Wilma "Dolly" R. Vinsant Shea was an American flight nurse who served during World War II. She died in an aircraft crash and was later memorialized for her courage and sacrifice. She was the only servicewoman from Texas to die on active duty in Europe during World War II.
Biography
Vinsant was born in San Benito, was an only child and her mother was formerly a nurse while her father was a veteran of World War I. She was five feet tall and weighed around a hundred pounds. Vinsant attended and graduated from San Benito High School. Around 1934, she attended Brownsville Junior College. She received her nursing certificate from John Sealy Hospital. She began acting as a flight nurse for crews on Braniff Airways. On September 1, 1942, she enlisted as lieutenant in the Nurses Corps, training at Camp Swift. During the holidays of 1943, she took leave and visited her parents at home. She qualified for the Air Evacuation Nurse Corps and graduated with the first flight nurse class at Bowman Field, Kentucky. After graduation, she was stationed in England with the 806th Medical Air Evacuation Squadron and worked in combat situations for the next two years.
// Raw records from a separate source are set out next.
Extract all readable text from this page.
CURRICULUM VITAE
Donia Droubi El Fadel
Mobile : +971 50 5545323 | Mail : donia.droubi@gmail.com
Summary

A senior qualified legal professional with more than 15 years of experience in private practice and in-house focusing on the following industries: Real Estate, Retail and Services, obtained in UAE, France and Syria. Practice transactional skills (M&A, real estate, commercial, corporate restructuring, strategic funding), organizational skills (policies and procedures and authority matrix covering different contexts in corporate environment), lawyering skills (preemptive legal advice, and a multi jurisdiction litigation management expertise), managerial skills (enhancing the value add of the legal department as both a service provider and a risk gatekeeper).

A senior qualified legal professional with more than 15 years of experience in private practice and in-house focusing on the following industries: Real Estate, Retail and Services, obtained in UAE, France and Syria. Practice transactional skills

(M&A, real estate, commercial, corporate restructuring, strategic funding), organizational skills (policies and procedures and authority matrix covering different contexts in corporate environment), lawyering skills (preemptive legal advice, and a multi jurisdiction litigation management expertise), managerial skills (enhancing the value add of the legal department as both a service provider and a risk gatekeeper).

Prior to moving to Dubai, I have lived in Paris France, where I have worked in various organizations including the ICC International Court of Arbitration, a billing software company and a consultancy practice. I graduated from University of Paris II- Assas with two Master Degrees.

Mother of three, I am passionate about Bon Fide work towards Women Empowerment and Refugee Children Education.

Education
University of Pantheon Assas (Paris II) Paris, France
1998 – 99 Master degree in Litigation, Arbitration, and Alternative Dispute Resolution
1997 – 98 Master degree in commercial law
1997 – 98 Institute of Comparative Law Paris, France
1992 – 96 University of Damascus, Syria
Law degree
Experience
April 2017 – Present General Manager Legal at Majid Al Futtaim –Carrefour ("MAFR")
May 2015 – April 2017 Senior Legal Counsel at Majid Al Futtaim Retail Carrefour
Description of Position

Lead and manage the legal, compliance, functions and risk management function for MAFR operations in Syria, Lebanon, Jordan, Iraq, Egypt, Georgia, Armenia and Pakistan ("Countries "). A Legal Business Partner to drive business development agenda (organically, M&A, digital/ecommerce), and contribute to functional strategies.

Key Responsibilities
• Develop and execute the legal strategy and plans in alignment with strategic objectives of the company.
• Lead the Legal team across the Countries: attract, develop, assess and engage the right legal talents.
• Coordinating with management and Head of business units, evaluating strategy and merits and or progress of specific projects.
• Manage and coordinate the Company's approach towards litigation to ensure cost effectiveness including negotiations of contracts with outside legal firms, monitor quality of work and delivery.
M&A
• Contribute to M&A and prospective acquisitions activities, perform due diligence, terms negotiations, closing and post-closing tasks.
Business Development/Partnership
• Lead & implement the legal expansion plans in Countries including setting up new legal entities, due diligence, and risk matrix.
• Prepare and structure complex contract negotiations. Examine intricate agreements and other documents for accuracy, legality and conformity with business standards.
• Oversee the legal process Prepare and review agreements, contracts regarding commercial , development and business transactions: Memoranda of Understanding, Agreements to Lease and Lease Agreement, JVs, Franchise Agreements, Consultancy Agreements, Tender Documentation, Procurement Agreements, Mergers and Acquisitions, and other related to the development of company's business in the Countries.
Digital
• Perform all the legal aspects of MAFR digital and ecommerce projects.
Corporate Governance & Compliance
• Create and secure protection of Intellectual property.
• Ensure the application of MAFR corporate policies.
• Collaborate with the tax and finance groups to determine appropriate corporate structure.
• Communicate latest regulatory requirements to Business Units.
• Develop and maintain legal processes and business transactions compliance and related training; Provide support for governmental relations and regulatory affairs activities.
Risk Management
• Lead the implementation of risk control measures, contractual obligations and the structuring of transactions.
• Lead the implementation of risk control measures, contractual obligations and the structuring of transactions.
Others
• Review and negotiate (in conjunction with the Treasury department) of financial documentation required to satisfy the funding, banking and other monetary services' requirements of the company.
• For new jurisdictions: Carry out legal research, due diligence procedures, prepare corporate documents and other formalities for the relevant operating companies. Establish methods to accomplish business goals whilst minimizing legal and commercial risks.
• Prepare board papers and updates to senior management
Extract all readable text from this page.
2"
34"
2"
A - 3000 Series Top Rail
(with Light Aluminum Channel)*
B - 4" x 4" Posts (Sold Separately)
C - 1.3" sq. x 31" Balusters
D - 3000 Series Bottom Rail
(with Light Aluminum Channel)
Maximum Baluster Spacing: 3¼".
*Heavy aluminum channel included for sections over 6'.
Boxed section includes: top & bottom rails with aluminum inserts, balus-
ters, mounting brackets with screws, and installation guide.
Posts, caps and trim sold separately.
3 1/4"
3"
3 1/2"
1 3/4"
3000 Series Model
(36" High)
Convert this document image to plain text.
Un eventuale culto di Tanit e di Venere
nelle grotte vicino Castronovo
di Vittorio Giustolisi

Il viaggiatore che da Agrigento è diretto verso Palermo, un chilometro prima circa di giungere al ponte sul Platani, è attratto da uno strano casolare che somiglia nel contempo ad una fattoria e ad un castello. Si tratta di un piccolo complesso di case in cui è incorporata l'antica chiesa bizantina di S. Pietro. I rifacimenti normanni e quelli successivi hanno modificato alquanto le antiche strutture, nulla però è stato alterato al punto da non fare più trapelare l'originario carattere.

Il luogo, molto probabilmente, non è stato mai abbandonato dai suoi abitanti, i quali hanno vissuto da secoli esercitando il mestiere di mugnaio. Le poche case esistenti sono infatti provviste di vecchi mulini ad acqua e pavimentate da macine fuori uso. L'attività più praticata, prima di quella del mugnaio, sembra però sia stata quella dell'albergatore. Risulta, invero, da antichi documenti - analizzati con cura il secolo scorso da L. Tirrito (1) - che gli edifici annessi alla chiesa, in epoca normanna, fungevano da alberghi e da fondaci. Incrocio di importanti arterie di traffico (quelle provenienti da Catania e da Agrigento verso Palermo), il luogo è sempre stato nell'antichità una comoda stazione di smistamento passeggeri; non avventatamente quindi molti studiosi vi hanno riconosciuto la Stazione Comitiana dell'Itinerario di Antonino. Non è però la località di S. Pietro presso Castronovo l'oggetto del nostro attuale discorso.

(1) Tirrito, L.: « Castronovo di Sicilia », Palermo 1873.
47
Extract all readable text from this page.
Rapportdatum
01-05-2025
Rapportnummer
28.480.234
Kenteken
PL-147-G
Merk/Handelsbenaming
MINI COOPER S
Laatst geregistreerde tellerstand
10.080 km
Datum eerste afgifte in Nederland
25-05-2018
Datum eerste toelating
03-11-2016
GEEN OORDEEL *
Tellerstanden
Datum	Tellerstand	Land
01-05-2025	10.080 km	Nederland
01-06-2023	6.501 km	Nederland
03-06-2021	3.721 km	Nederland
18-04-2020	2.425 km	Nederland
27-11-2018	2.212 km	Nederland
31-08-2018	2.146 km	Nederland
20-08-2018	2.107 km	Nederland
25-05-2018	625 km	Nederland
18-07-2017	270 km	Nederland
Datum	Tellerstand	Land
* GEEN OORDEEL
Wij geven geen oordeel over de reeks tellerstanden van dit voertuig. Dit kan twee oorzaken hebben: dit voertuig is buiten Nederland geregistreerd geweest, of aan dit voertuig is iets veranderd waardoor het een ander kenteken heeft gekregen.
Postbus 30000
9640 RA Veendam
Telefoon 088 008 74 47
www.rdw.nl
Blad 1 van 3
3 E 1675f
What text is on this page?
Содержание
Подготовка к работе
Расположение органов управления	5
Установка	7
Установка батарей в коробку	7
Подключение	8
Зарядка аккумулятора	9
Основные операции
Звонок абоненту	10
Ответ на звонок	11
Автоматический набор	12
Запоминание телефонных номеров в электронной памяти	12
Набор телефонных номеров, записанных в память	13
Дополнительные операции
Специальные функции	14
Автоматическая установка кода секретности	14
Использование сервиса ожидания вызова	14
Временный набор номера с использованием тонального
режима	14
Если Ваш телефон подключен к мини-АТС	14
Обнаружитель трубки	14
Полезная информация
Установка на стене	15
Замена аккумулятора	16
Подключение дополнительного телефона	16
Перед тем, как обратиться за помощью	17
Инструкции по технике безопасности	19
She was also involved in transporting wounded and injured soldiers back to the United States in the Air Evacuation Service. Early in 1945, she married Walter Shea, an army operations officer, in England. Vinsant completed her hazardous flight quota and asked "to make one more trip." On April 14, 1945, she died in action over Germany. The C-47 Dakota she was flying in crashed near Eschwege. Vinsant was the only woman from Texas and one of seventeen flight nurses to die on active duty in Europe during the war. After her death, she received a personal citation and a Purple Heart decoration from President Harry S. Truman. She had also earned the Air Medal and a Red Cross Medal. She was buried in the Netherlands American Cemetery in Margraten.
Legacy
In 1949, an eighty-one-bed hospital, named Dolly Vinsant Memorial Hospital, opened in San Benito. The hospital named after her was closed on October 2007. Later Southwest Key ran a shelter for undocumented immigrant children in the former hospital. The life-size portrait of Vinsant that once hung in the hospital is still missing. An organization named after her, the Dolly Vinsant Memorial Foundation, provides scholarships for local students who are interested in entering the medical field. An annual award, the Wilma "Dolly" Vinsant Flight Nurse of the Year award is given out by the Commemorative Air Force. Recipients of the award "put patient care above self" and must be involved in in-flight evacuations and healthcare missions.